Pull up a stool
How the money moves — and why the AI can’t touch it
No jargon. A pack of AI traders, a tiny bankroll, and a glass-walled floor. They explain themselves out loud; a rulebook pulls the trigger; nobody’s wallet gets hurt.
The air-gap
There’s a moat between the mouth and the money.
We built a structural wall — the air-gap — between what the AI says and what actually trades. By design, the language model literally cannot pull the trigger. It can be wrong, loud, and confident all at once, and the worst that happens is a bad take on camera — not a bad fill in the book.
The rulebook
The robots talk a big game. A rulebook decides if they get to play.
The Machines read the markets and make the case for a trade out loud. But entry and exit are mechanical: pre-set, backtested rules. The AI proposes; the rulebook disposes.
Paper-first
It’s Monopoly cash with a Bloomberg brain.

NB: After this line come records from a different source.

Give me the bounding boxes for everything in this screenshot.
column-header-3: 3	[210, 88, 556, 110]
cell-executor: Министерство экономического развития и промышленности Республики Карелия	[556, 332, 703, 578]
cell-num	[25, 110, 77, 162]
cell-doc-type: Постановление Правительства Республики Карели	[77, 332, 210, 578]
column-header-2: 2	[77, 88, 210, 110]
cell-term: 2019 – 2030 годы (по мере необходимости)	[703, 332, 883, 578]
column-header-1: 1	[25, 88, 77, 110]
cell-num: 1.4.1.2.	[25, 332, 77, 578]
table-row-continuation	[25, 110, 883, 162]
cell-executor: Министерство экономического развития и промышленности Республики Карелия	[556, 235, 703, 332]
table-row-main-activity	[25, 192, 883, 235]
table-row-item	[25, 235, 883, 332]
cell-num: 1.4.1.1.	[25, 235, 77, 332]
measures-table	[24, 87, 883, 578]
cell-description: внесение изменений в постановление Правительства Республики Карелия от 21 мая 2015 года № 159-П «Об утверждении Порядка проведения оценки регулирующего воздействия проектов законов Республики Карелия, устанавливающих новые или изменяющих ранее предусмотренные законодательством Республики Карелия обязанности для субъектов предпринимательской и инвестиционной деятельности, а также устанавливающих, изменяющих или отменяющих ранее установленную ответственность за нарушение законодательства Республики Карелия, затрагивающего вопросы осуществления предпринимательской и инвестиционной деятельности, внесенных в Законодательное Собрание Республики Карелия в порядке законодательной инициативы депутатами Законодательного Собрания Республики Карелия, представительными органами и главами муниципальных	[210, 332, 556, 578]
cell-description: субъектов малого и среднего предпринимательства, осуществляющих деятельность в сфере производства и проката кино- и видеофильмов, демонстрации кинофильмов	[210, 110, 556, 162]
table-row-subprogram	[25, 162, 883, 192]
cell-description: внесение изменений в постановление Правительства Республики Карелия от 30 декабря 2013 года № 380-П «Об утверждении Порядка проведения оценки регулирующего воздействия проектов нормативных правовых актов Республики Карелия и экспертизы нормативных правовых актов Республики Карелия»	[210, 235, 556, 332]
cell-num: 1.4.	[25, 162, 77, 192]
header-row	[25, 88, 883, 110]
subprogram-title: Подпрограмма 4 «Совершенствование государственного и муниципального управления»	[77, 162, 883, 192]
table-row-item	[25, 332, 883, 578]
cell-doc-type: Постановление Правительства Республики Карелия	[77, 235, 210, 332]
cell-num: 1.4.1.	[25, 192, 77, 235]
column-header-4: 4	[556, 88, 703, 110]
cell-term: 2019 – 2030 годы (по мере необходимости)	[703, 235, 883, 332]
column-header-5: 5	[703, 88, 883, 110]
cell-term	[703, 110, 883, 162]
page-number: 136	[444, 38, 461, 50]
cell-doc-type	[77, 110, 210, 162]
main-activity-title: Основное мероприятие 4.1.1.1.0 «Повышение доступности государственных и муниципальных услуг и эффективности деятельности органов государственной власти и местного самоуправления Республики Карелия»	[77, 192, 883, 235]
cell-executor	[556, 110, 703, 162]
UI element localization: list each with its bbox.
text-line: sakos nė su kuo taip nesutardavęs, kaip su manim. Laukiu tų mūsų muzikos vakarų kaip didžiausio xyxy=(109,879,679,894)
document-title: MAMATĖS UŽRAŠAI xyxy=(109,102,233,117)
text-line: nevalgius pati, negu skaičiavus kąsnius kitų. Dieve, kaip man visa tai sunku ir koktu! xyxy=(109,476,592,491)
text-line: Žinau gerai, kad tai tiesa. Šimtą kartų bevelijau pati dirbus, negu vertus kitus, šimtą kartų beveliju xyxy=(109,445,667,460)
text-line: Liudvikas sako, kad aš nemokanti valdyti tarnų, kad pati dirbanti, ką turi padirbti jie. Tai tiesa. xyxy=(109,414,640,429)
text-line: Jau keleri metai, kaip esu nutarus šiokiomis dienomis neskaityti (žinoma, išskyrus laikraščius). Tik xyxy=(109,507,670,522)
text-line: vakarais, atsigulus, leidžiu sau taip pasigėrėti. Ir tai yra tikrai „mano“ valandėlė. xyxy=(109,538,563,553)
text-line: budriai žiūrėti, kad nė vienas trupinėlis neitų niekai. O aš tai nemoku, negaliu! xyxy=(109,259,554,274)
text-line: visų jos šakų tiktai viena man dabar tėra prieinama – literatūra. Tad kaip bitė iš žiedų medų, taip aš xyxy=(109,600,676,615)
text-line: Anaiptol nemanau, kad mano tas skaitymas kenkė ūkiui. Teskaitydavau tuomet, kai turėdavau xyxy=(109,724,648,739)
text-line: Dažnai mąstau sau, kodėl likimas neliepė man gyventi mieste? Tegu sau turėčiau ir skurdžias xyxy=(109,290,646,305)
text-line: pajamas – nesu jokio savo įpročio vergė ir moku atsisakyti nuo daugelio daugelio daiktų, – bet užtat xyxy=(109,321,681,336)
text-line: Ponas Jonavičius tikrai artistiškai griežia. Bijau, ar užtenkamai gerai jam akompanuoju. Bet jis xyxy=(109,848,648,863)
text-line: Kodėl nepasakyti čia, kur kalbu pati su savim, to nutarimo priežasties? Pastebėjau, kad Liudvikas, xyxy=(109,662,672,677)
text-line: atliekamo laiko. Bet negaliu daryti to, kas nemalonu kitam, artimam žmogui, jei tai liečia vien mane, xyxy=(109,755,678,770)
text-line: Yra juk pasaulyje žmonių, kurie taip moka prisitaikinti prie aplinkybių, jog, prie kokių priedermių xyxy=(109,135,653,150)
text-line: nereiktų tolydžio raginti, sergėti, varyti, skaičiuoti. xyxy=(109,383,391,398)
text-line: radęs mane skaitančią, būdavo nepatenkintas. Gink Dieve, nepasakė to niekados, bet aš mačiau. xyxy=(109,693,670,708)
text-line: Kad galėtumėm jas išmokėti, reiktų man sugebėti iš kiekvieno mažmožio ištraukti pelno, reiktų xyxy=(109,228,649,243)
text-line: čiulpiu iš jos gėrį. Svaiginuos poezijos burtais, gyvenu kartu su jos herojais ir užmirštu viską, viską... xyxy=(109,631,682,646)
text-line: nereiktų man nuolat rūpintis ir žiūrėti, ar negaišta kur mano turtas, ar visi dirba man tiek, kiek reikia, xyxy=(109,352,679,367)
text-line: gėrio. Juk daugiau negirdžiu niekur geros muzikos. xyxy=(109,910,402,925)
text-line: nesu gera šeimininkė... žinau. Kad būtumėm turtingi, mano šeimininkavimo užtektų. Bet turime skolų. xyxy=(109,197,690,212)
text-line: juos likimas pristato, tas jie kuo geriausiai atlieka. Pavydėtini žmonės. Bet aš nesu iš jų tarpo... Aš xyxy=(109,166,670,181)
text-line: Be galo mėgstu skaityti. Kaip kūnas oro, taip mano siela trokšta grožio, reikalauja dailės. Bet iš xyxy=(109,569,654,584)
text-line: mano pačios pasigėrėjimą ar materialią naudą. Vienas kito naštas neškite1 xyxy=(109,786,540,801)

Every dollar on this floor is paper. We’re not taking your money, we’re not holding your money, and there’s no position you can buy. What’s real is the data, the markets, and the thinking. You get the education without the tuition.
It learns
A fund that grades its own homework — and acts on the grade.
Strong strategies earn more capital. Weak ones get benched to “shadow,” where they keep calling plays for the camera but stop spending money. You’re not watching a fixed script — you’re watching something figure itself out.
Reading the whole curve
The cross-desk edge, in plain English
Everybody else sees a price. We see the whole curve — and sometimes the curve is lying.
Kalshi quotes a whole ladder of “will it close above X?” markets. Stack them up and you get the crowd’s full picture of what every outcome is worth. On the perps desk we build our own picture — from how violently the market has actually moved and what traders pay to hold positions. When the two shapes disagree, we lean toward the gap.
Hardly anyone cross-references perp funding against the Kalshi ladder. So we built a character whose entire job is to stare at that gap all day. Her name is Vesper.
Paper trading only. Experimental. Not financial advice. No performance promises.